Difficilement classable sur le même plan, puisqu’il est le pays qui a mené depuis des décennies les réformes les plus brutales aboutissant à un quasi-désengagement de l’État de l’enseignement supérieur, quand le modèle européen reste encore dominé par la puissance publique, le Royaume-Uni a encore diminué son budget de 10% ces cinq dernières années de 10 %, selon David Crosier, analyste à Eurydice, spécialiste de l’enseignement supérieur. Le gouvernement conservateur a relevé le plafond des droits d’inscription en 2011, à près de 10 000 euros, et ceux-ci se sont un peu partout envolés. Aujourd’hui les étudiants britanniques paient une partie comptant et s’endettent pour une autre part pour 25 ou 30 ans en moyenne pour rembourser leurs études. Le taux des prêts s’éleve parfois à 9 %.
Si l’augmentation globale des droits d’inscription en Europe est une tendance forte d’universités qui n’en finissent pas de chercher de nouvelles ressources à mesure que l’État se retire, il faut remarquer que l’Allemagne suit le chemin inverse. Alors que plusieurs Länder avaient, ces dernières années, augmenté le coût des études, ils ont tous fait machine arrière.
La Basse-Saxe a même décidé de supprimer ces droits. L’Allemagne vieillissante a clairement fait le choix d’attirer les cerveaux des pays du Sud qui sont sans perspective dans leur pays (lire aussi notre article sur le sujet).
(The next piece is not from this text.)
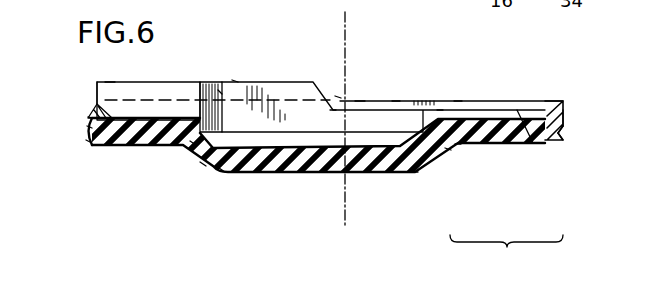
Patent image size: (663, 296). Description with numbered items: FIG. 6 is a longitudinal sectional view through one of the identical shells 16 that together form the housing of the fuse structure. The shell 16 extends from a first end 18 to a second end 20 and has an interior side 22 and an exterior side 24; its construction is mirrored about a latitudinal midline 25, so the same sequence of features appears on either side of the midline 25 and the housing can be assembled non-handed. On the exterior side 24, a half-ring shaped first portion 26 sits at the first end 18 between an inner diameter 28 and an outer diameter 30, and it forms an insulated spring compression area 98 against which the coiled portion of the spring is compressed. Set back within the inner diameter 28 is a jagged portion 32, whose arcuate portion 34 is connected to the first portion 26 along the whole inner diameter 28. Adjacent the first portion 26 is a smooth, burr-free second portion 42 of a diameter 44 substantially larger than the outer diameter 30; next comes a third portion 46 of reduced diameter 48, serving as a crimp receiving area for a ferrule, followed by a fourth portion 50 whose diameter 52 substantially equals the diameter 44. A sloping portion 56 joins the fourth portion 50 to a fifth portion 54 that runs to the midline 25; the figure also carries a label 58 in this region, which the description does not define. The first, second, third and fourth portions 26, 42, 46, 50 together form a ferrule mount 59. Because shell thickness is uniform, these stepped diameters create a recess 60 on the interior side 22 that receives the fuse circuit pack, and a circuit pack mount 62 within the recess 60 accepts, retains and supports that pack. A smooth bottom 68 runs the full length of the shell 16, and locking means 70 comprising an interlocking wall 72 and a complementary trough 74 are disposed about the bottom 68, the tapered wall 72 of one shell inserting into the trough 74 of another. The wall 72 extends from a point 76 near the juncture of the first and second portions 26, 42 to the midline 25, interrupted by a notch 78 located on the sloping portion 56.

Globalement, son budget pour l’enseignement supérieur et la recherche a crû ces cinq dernières années. Les pays du Nord comme le Danemark, la Finlande, la Suède, qui sont déjà, en proportion, ceux qui investissent le plus dans leur enseignement supérieur, ont, en dépit de la crise, sanctuarisé leur budget voire l’ont augmenté (entre 1 % et 5 %).
« L’augmentation de ces budgets suit parfois simplement l’augmentation de la demande, une augmentation que beaucoup de pays n’ont pas anticipée », assure David Crosier, pour qui « la qualité de l’enseignement supérieur est clairement compromise dans certains pays. » Fâcheux, pour une Europe qui assure que le retour de la croissance viendra de la « connaissance ».